Правильно ли это? Я глубоко убежден, что неправильно. Законы оперы заставляют возродить все то, что является ее основой. Как бы ни дискутировали, как бы ни стремились быть сверхправдивыми, показывать “правду” в музыкальном театре, именно отдельные арии и ансамбли, законченные по форме, и являются настоящей оперной правдой.
Я лично верю, что эти “монологи”, эти арии, если они будут удачными, будут по просьбе слушателей повторяться, и в этом — подлинное искусство, подлинная правда. Ю. Шапорин также пишет об отсутствии в болгарской музыке законченной формы. Хорошо, что один из самых талантливых композиторов нашего времени отмечает эту особенность.

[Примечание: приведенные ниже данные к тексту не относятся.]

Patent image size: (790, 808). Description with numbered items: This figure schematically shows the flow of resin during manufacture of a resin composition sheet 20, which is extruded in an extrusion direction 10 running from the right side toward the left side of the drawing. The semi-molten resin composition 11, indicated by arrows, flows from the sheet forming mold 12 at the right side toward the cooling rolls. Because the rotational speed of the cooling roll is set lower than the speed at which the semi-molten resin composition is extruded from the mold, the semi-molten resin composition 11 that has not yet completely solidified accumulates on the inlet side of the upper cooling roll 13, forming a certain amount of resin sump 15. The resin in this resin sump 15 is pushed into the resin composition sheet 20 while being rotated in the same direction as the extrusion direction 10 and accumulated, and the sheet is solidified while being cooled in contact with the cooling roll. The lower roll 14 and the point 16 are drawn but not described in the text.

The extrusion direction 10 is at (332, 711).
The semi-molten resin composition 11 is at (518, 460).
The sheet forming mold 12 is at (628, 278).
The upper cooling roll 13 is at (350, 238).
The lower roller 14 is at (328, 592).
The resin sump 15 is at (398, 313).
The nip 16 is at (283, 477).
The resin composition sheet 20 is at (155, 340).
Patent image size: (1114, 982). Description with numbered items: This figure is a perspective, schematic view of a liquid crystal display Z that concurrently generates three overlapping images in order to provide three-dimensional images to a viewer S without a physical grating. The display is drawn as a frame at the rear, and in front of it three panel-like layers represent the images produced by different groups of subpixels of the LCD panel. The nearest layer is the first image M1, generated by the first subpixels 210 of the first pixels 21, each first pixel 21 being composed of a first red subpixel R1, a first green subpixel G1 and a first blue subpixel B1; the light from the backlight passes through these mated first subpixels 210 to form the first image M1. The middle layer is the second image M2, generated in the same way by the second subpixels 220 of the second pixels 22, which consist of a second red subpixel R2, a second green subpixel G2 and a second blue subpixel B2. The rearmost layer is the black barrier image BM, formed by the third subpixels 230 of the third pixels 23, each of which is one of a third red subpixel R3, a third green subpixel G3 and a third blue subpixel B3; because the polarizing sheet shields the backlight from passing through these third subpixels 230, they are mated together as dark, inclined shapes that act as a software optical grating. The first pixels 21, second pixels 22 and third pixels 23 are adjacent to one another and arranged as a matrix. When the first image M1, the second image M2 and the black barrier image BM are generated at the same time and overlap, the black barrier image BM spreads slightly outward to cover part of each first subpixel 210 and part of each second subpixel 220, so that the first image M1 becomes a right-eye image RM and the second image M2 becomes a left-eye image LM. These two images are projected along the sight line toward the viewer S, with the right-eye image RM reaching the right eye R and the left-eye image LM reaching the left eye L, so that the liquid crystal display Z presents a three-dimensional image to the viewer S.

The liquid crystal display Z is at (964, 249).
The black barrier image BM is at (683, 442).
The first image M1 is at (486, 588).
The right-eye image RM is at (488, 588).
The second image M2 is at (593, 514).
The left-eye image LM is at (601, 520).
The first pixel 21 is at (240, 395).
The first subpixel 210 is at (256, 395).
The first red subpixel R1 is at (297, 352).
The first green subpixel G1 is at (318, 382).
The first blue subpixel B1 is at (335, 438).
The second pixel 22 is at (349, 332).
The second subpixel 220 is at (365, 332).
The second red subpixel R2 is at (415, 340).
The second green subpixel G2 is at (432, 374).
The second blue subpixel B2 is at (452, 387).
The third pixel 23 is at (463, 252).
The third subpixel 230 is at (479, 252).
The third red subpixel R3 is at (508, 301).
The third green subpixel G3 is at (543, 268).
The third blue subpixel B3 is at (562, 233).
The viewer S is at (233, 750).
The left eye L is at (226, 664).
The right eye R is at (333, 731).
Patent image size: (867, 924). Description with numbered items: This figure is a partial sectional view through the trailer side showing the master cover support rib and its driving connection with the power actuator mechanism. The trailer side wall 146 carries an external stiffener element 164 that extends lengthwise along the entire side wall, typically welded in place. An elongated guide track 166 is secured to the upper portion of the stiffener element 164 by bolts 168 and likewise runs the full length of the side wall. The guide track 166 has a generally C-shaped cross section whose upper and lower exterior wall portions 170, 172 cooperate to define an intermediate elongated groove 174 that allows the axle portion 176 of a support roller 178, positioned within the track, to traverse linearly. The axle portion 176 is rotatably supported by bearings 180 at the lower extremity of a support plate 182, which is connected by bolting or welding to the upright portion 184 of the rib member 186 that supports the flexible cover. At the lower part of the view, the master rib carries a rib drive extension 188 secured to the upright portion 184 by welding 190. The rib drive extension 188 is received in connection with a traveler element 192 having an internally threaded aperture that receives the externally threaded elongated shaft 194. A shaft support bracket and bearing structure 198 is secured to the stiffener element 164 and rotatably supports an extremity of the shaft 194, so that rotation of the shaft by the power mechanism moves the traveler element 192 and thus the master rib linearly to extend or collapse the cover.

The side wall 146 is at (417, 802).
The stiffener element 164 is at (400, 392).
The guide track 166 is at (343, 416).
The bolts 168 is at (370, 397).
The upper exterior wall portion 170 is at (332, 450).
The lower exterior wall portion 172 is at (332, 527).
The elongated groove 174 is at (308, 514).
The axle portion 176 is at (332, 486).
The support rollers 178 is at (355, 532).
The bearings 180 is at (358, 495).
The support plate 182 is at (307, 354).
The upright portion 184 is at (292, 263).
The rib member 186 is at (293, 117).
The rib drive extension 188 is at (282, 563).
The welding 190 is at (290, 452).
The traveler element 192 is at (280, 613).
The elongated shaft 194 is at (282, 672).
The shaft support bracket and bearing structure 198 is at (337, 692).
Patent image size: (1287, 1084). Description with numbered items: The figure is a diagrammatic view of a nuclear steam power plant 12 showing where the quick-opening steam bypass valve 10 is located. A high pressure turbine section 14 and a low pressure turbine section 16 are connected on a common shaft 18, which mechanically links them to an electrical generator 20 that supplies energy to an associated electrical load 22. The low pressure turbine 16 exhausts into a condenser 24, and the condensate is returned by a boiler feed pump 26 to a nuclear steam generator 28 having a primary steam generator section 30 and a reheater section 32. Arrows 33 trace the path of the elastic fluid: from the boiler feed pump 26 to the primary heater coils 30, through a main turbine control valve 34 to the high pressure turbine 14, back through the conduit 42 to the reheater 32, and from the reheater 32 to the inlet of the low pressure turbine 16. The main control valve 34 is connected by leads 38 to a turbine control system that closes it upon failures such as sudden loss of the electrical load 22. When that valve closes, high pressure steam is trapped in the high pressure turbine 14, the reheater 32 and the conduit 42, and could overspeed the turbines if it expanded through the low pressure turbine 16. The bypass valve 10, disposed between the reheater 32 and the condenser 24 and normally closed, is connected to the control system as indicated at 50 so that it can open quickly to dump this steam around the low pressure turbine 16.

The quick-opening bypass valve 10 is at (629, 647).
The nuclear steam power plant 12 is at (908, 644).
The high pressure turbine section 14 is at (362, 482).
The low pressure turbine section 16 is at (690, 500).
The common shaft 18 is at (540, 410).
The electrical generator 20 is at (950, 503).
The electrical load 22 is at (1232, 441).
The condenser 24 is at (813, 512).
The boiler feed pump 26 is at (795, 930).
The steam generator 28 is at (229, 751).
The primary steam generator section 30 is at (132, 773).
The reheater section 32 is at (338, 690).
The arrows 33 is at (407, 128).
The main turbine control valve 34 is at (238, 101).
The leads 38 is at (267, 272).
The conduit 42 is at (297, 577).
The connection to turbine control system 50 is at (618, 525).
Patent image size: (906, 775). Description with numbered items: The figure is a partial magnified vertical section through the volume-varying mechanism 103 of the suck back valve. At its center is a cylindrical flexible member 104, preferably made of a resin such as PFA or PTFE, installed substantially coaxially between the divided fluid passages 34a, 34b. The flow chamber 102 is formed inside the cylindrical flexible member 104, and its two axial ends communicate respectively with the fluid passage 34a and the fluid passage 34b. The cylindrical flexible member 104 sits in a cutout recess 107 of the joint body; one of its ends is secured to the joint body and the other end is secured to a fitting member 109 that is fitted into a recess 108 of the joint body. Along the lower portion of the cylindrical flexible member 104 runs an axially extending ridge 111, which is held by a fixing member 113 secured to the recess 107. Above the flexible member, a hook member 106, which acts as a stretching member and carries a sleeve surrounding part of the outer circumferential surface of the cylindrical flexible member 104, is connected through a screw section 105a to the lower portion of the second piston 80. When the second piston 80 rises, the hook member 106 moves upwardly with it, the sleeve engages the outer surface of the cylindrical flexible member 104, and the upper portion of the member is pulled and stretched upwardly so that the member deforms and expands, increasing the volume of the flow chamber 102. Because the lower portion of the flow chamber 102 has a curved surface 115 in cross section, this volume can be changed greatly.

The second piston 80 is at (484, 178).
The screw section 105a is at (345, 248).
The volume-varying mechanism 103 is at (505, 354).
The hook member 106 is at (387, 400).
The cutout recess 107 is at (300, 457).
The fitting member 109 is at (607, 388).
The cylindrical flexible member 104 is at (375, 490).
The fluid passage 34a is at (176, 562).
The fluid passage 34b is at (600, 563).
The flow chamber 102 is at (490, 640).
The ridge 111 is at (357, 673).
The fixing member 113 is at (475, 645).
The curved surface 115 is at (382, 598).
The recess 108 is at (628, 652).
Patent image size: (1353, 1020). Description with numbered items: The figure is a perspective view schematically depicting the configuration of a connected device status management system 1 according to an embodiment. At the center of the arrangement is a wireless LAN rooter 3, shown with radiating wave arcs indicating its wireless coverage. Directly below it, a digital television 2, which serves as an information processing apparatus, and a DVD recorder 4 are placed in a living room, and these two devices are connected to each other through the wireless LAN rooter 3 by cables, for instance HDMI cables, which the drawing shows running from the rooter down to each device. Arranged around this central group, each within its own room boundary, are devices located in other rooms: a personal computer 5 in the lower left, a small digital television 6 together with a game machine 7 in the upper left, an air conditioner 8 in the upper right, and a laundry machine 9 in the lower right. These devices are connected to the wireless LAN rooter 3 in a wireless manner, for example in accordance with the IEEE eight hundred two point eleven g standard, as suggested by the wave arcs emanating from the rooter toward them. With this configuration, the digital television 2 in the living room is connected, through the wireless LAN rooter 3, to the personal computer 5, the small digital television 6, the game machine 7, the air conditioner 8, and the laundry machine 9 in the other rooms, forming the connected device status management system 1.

…Прекрасны хоры — по интонациям, по динамике, по тембру. Балет в опере воспринимается как закономерное действие. Поставленный с тактом и мастерством, он безусловно содействовал успеху спектакля.
Радовал детский хор, радовал потому, что голоса мальчиков в возрасте 8—11 лет звучали очень чисто по тембру, необычайно приятно и не было форсированного звука. Значит, в будущем это принесет юным певцам только пользу. Несомненно, что это те кадры, из которых потом вырастут певцы, музыканты, композиторы. Более того, они могут быть и наверное будут педагогами по пению в средних общеобразовательных школах Болгарии. Эта ценная традиция, надо надеяться, возродится и в наших школах.
...В опере “Момчил” много мест, где так подчеркнуто реалистически, чтобы не сказать — натуралистически, показана “правда”, что она уже не воспринимается как правда оперного театра, теряет свою поэтичность.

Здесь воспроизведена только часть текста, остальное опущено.